To evaluate the osteogenesis effect of synthesized hydrogels, one defect of 8 mm in diameter was created in the calvarial of each rat (Fig. 11B). For anesthesia, a ketamine (Rotexmedica, Trittau, Germany) /xylazine (Alfasan, Netherland) mixture (45/10 mg/kg) was injected intramuscularly. The calvarial area was shaved and disinfected with povidone-iodine. After that, an approximately 25 mm sharp incision was made by surgical blade #13. Prichard Periosteal Elevator was used to retract the tissues. Then an eight mm defect was created by the trephine bur of the dental implant kit (DASK, Dentium Advanced Sinus Kit, South Korea) while the surgical site was cooled by sterile saline. The created defects in four rats were filled by ADCNCS/SF, while the other four rates received ADCNCS/SF/PEEK hydrogels (Fig. 11C). The defect sites in remained four rats did not fill with any material and were considered the control group. The incisions were sutured using nonabsorbable 3/0 USP surgical black braided silk (HURTEB Medical Devices, Tehran, Iran) (Fig. 11D). For postoperative pain, the subcutaneous injection of Piroxicam (Exir, Tehran, Iran) was performed for each rat immediately after surgery and 24 h later. After rats became active, they were transferred to their boxes and received food and water, as mentioned. The surgery sites were covered with Gentamicin skin ointment to prevent infection. The sutures were removed seven days after surgery.

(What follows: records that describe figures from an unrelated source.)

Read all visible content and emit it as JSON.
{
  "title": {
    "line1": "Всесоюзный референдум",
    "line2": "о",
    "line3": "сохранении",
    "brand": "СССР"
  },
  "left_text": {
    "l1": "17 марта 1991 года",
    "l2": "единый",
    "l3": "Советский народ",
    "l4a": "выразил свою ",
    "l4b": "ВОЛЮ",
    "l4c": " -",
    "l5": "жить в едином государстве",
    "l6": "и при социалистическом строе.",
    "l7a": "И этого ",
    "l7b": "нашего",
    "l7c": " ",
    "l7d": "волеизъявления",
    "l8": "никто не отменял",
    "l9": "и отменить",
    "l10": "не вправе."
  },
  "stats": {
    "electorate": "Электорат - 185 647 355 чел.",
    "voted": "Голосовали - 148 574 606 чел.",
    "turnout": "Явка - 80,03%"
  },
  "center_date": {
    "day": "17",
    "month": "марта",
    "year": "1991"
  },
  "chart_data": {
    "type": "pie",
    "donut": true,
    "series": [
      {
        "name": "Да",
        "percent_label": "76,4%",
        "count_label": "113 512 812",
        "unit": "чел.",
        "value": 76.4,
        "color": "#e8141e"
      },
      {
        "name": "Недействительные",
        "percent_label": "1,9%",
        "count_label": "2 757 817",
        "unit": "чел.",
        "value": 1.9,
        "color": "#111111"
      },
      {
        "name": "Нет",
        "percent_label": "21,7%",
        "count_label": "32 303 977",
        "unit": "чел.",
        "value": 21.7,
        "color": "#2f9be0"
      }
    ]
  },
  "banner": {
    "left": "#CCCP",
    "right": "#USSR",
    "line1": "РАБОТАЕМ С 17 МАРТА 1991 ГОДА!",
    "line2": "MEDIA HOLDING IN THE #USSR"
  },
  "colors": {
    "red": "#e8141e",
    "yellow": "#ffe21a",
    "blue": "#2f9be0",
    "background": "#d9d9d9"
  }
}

After eight weeks, rats were sacrificed by overdosing on pentobarbital (100 mg/kg), and the defect areas were removed from the calvarial of each rat with 2 mm extra safe margins. After the collection of bone samples, the carcasses were discarded by burial.

The bone pieces were washed with a phosphate buffer saline (PBS) to remove the attached surrounding tissue and fixed in 10% neutral buffered formalin (Pars Chemie, Tehran, Iran). New bone formation was analyzed using a radiology (CBCT) and histology (H&E) evaluation.

CBCT assay

After sacrificing rats and harvesting the bony segments, the samples were scanned with Cone Beam Computed Scan (CBCT, NewTom VGi, Verona, Italy). The direction of the cone was placed parallel to the coronal surface of bone defects as described previously77. To create 3D reconstruction, the analysis was performed with Mimics Medical 21.0 (Materialise, Leuven, Belgium), and the total volume of bone formation was measured. Briefly, DICOM files were uploaded to the software, and for reconstruction, the lower and upper thresholds ranged between 0 and 700 Hounsfield units. The total bone volume was measured in the cylindrical region (8 mm × 1 mm). Four defect models were calculated for each group, and data were reported as mean ± SD.

Histological examinations

Following the CBCT analysis, all samples were decalcified. In this process, 3% nitric acid (7697-37-2, Sigma, USA) was used for decalcification78. After decalcification, the specimens were bisected and dehydrated by the gradient of ethanol solutions in a tissue processor (MeyMed, DS 2080/H, Tehran, Iran). The dehydrated samples were embedded in paraffin wax blocks (HistoWax, SCILAB, UK). The samples were sectioned into 5 μm histological slides using a rotary microtome (DID SABZ, DS 4055, Urmia, Iran), then transferred to glass slides and glued with mounting medium (05-BMHM100, Bio Mount HM, Milano, Italy). Hematoxylin (PadtanTeb, Tehran, Iran) and Eosin (CARLO ERBA), were carried out to observe new bone formation under the light microscope (Olympus).

Statistical analysis

Statistical analyses were performed using Prism software (version 8.0, GraphPad, San Diego, CA, USA). The Kolmogorov–Smirnov test analyzed the normality and homogeneity of the data distribution. The continuous values with normally distributed were reported as mean ± SD and analyzed by Student's t-test, one-way ANOVA, and Tukey post hoc analysis. P-value < 0.05 was considered statistically significant. All experiments were carried out in triplicates.

Ethical approval

All experiments of the current study were affirmed by the published guideline of The Care and Use of Laboratory Animals (NIH Publication No. 85–23, revised 1996) and reported in accordance with ARRIVE guidelines, and approved by the Ethics committee of Tabriz University of Medical Sciences (IR.TBZMED.REC.1400.103) that complied with the Helsinki declaration.